BIG INSIGHT HERE!
(I just had an AHA! moment. I’m excited about it. It’s valuable and I want to share it. Warning: I USE CAPS a lot when I’m having an aha moment. It’s the most direct way to capture my enthusiasm on the page, and I like it. If you don’t, this post is not for you. OTOH, if you appreciate a powerful insight communicated enthusiastically, then read on!)
I learned BASIC before any other language. So I’ve always thought the stack was “what it takes to allow for gosub.” And ever since then, as I learned many different languages, there have always been features that use the stack (mostly, function calls).
When I encountered functional programming, I thought, “Interesting, these folks decided to see what would happen if you rely on the stack for everything.” They got rid of mutable state. When they wanted to change a variable, they instead created a new stack frame with new value. (And don’t worry about Tail Call Optimization … it’s an optimization, not a concept).
I like functional programming and see the benefits of avoiding mutation. But I always admired the “hacky creativity” of the inventors of functional programming in that they were using the stack to acheive things it was not originally meant for. How resourceful!
BUT I WAS COMPLETELY WRONG, AND THAT WRONG IDEA WAS HOLDING BACK MY PROGRESS IN FUNCTIONAL PROGRAMMING!
I was wrong, because functional programming existed LOOONG BEFORE structural programming! Structural programming (which GOSUB is a big part of) came about in the 1960’s, partly propelled by Dykstra’s famous “GOTO Considered Harmful” paper. But functional programming WAAAY predates it, going back AT LEAST as early as Alonzo Church and Lambda Calculus in the 1930’s! Yes, the THIRTIES.
Functional programming relies on the stack because Alonzo Church figured out a way of REASONING, BEFORE THE FIRST COMPUTER WAS EVER INVENTED! The way of reasoning that Church created relies on step-by-step transformation of an initial “formula” into an “answer” using concepts of “function application” and “substitution”.

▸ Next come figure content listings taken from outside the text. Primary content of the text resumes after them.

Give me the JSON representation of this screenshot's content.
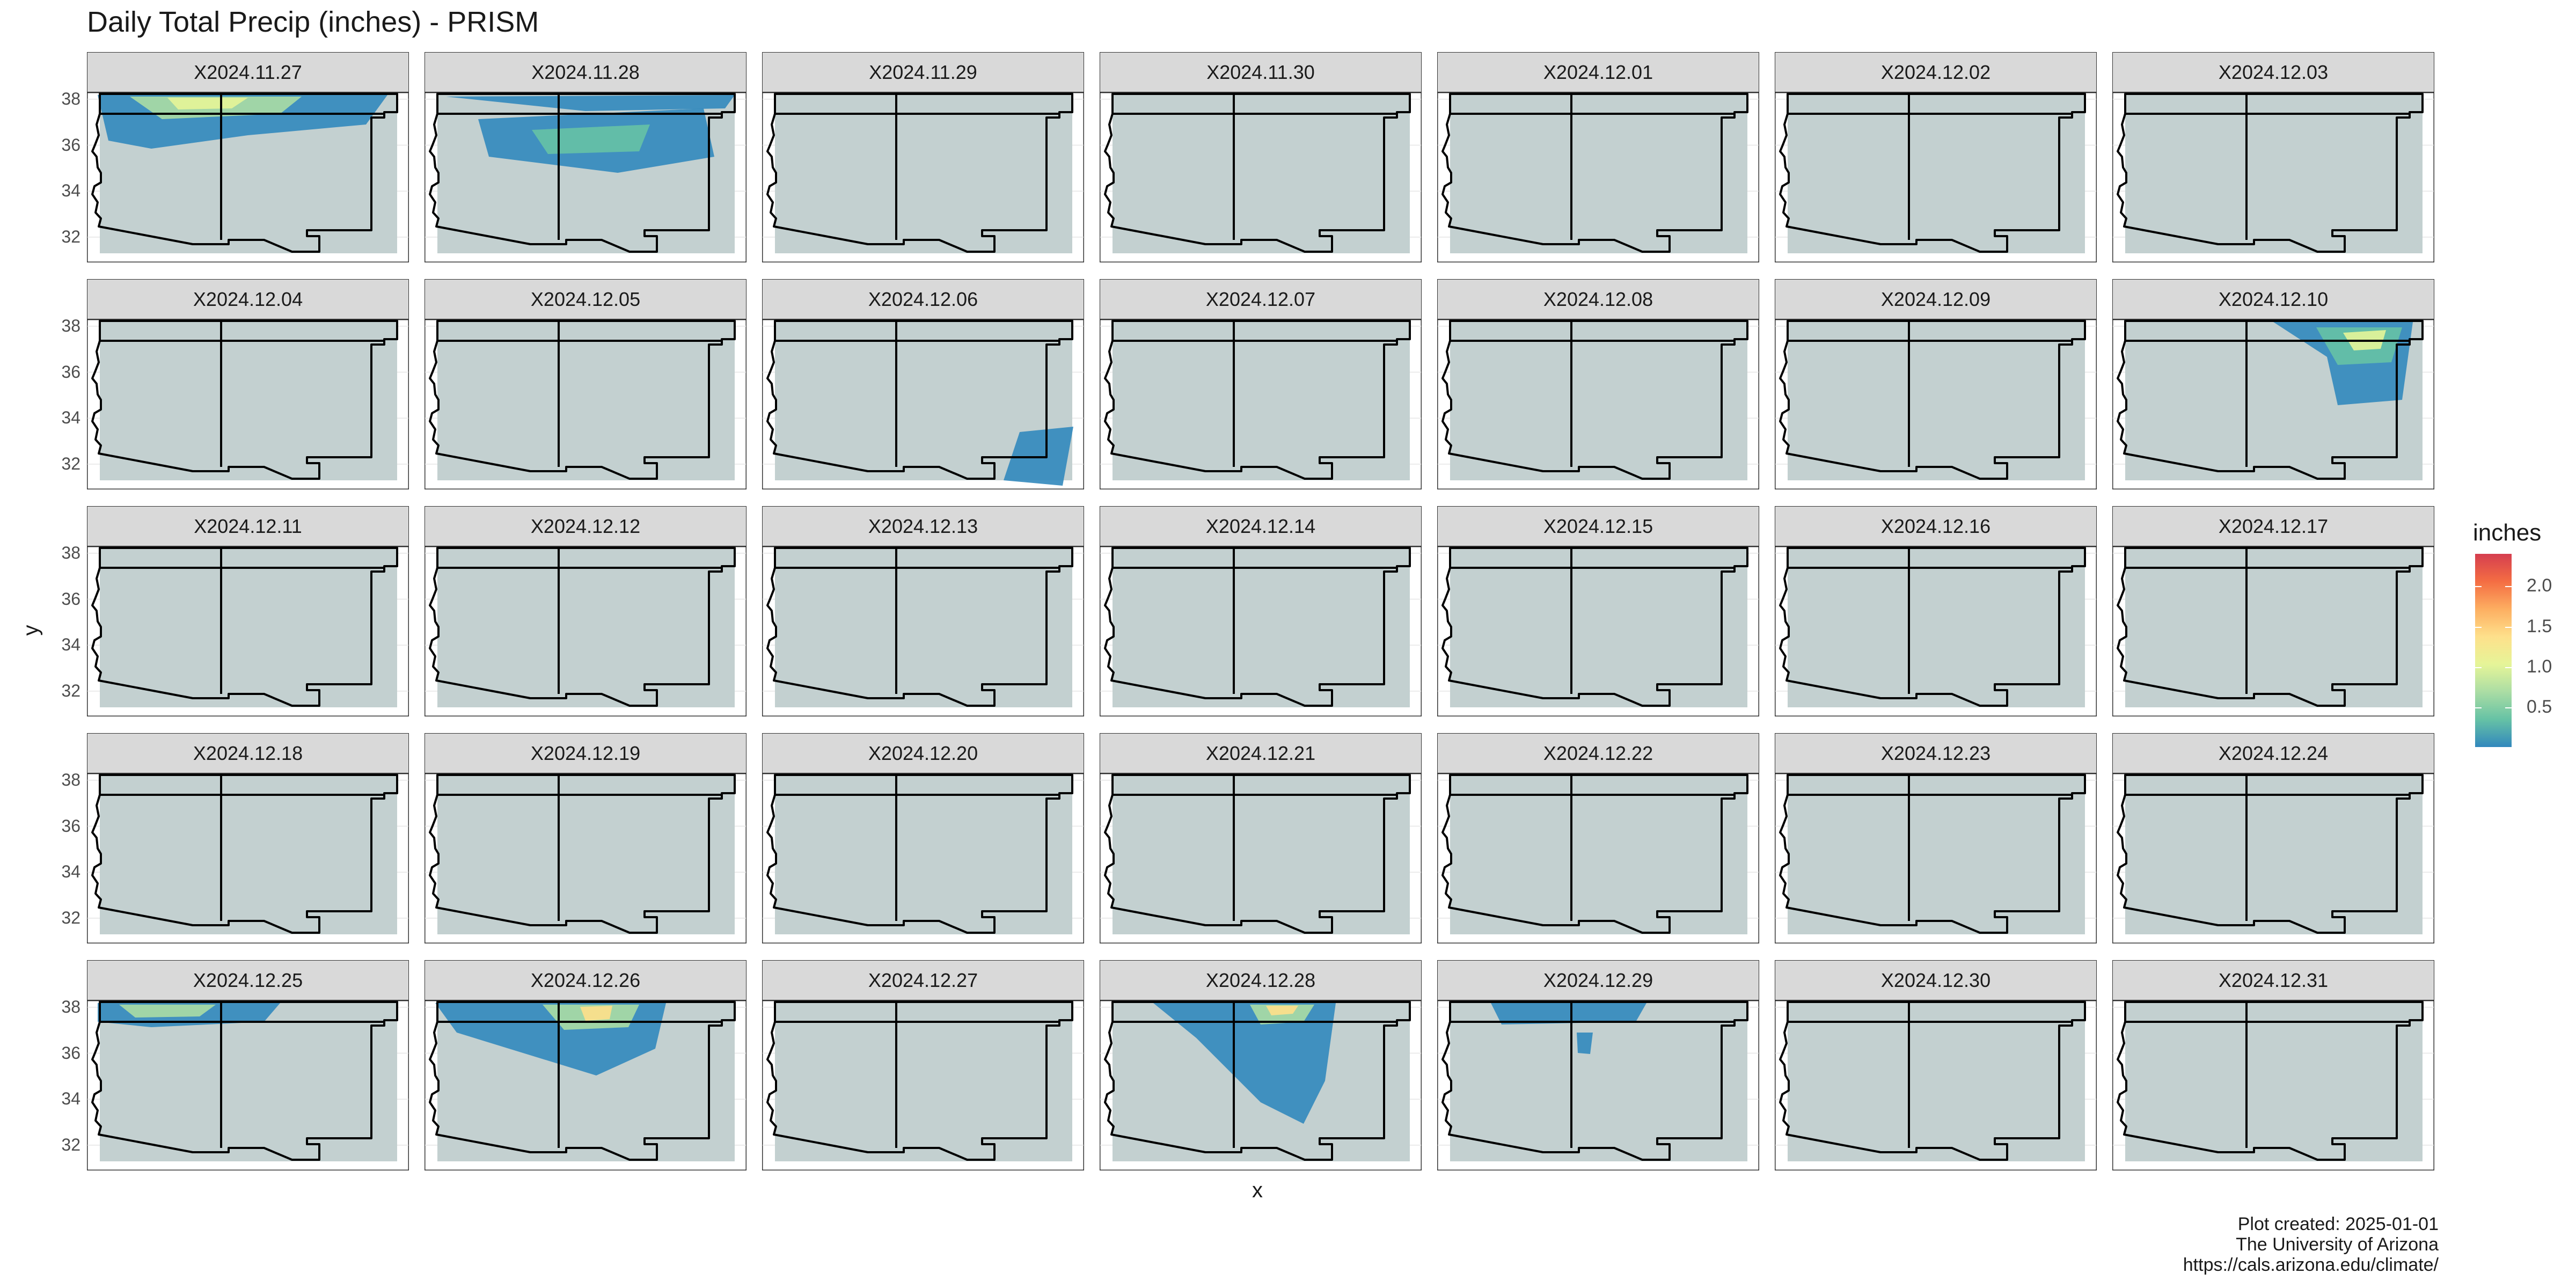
{
  "title": "Daily Total Precip (inches) - PRISM",
  "axes": {
    "x_title": "x",
    "y_title": "y",
    "y_ticks": [
      "32",
      "34",
      "36",
      "38"
    ]
  },
  "facets": [
    "X2024.11.27",
    "X2024.11.28",
    "X2024.11.29",
    "X2024.11.30",
    "X2024.12.01",
    "X2024.12.02",
    "X2024.12.03",
    "X2024.12.04",
    "X2024.12.05",
    "X2024.12.06",
    "X2024.12.07",
    "X2024.12.08",
    "X2024.12.09",
    "X2024.12.10",
    "X2024.12.11",
    "X2024.12.12",
    "X2024.12.13",
    "X2024.12.14",
    "X2024.12.15",
    "X2024.12.16",
    "X2024.12.17",
    "X2024.12.18",
    "X2024.12.19",
    "X2024.12.20",
    "X2024.12.21",
    "X2024.12.22",
    "X2024.12.23",
    "X2024.12.24",
    "X2024.12.25",
    "X2024.12.26",
    "X2024.12.27",
    "X2024.12.28",
    "X2024.12.29",
    "X2024.12.30",
    "X2024.12.31"
  ],
  "legend": {
    "title": "inches",
    "ticks": [
      "0.5",
      "1.0",
      "1.5",
      "2.0"
    ],
    "tick_values": [
      0.5,
      1.0,
      1.5,
      2.0
    ],
    "range": [
      0.01,
      2.4
    ],
    "colors": [
      "#3288bd",
      "#66c2a5",
      "#abdda4",
      "#e6f598",
      "#fee08b",
      "#fdae61",
      "#f46d43",
      "#d53e4f"
    ]
  },
  "map_colors": {
    "land": "#c3d0d0",
    "border": "#000000"
  },
  "caption": [
    "Plot created: 2025-01-01",
    "The University of Arizona",
    "https://cals.arizona.edu/climate/"
  ]
}
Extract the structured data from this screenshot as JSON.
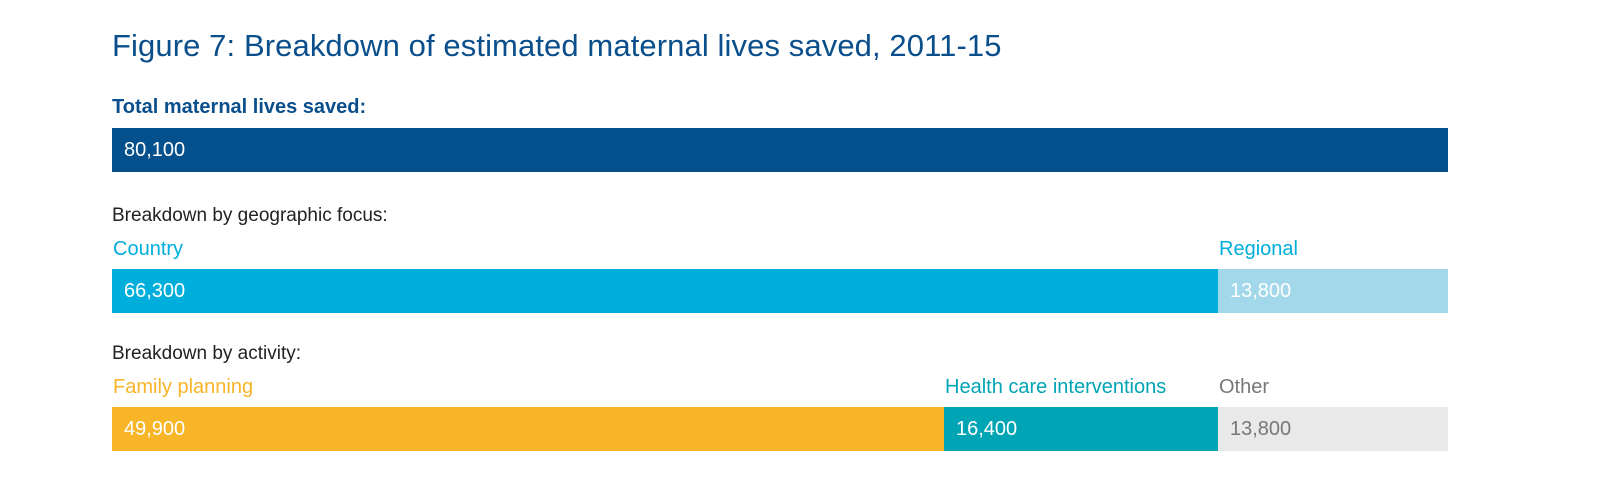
{
  "chart_data": {
    "type": "bar",
    "title": "Figure 7: Breakdown of estimated maternal lives saved, 2011-15",
    "total_max": 80100,
    "rows": [
      {
        "heading": "Total maternal lives saved:",
        "heading_bold": true,
        "segments": [
          {
            "name": "",
            "value": 80100,
            "value_label": "80,100",
            "color": "#04508c",
            "label_color": "#04508c",
            "value_text_color": "#ffffff"
          }
        ]
      },
      {
        "heading": "Breakdown by geographic focus:",
        "heading_bold": false,
        "segments": [
          {
            "name": "Country",
            "value": 66300,
            "value_label": "66,300",
            "color": "#00aedb",
            "label_color": "#00aedb",
            "value_text_color": "#ffffff"
          },
          {
            "name": "Regional",
            "value": 13800,
            "value_label": "13,800",
            "color": "#a2d8ea",
            "label_color": "#00aedb",
            "value_text_color": "#ffffff"
          }
        ]
      },
      {
        "heading": "Breakdown by activity:",
        "heading_bold": false,
        "segments": [
          {
            "name": "Family planning",
            "value": 49900,
            "value_label": "49,900",
            "color": "#f8b527",
            "label_color": "#f8b527",
            "value_text_color": "#ffffff"
          },
          {
            "name": "Health care interventions",
            "value": 16400,
            "value_label": "16,400",
            "color": "#00a5b5",
            "label_color": "#00a5b5",
            "value_text_color": "#ffffff"
          },
          {
            "name": "Other",
            "value": 13800,
            "value_label": "13,800",
            "color": "#e9e9e9",
            "label_color": "#777777",
            "value_text_color": "#777777"
          }
        ]
      }
    ]
  }
}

He did not invent it in order to take advantage of the stack (kind of like how we build parsers based on recursive descent to take clever advantage of the stack). THERE WAS NO STACK YET! THERE WAS NO COMPUTER YET!
He invented it because it was a POWERFUL, PRECISE WAY OF THINKING. It fell under the umbrella of FORMAL MATHEMATICS, which is really just a collection of powerful, precise ways of thinking that help people reason out certain difficult problems.
He had never seen spaghetti code, or mutliple threads clobbering a mutable variable. He was free to reason through the problems however he wanted to. But he came to prefer an approach that he felt was PARTICULARLY POWERFUL, which involved a “stack-like” series of transformations (aka, “function application”). It wasn’t a compromise to him. It was empowering.
When you come to functional programming via structured/imperative programming (as I did and probably most programmers did), it’s easy to feel like the claim is, “If you stop using some of the core features you’re used to, you’ll be better off.” If you’re open minded, you’re willing to try it.
But the real claim is much stronger: “This is a more powerful way to think. You will be able to handle more complexity, and reach solutions faster, and maintain them more easily, because this is a more powerful way to think.” And it was this misguided notion of where the idea for a stack came from that was blocking me from seeing that.
(Edit: By the way, I was working through “The Little Schemer” in Clojure when this insight hit me.)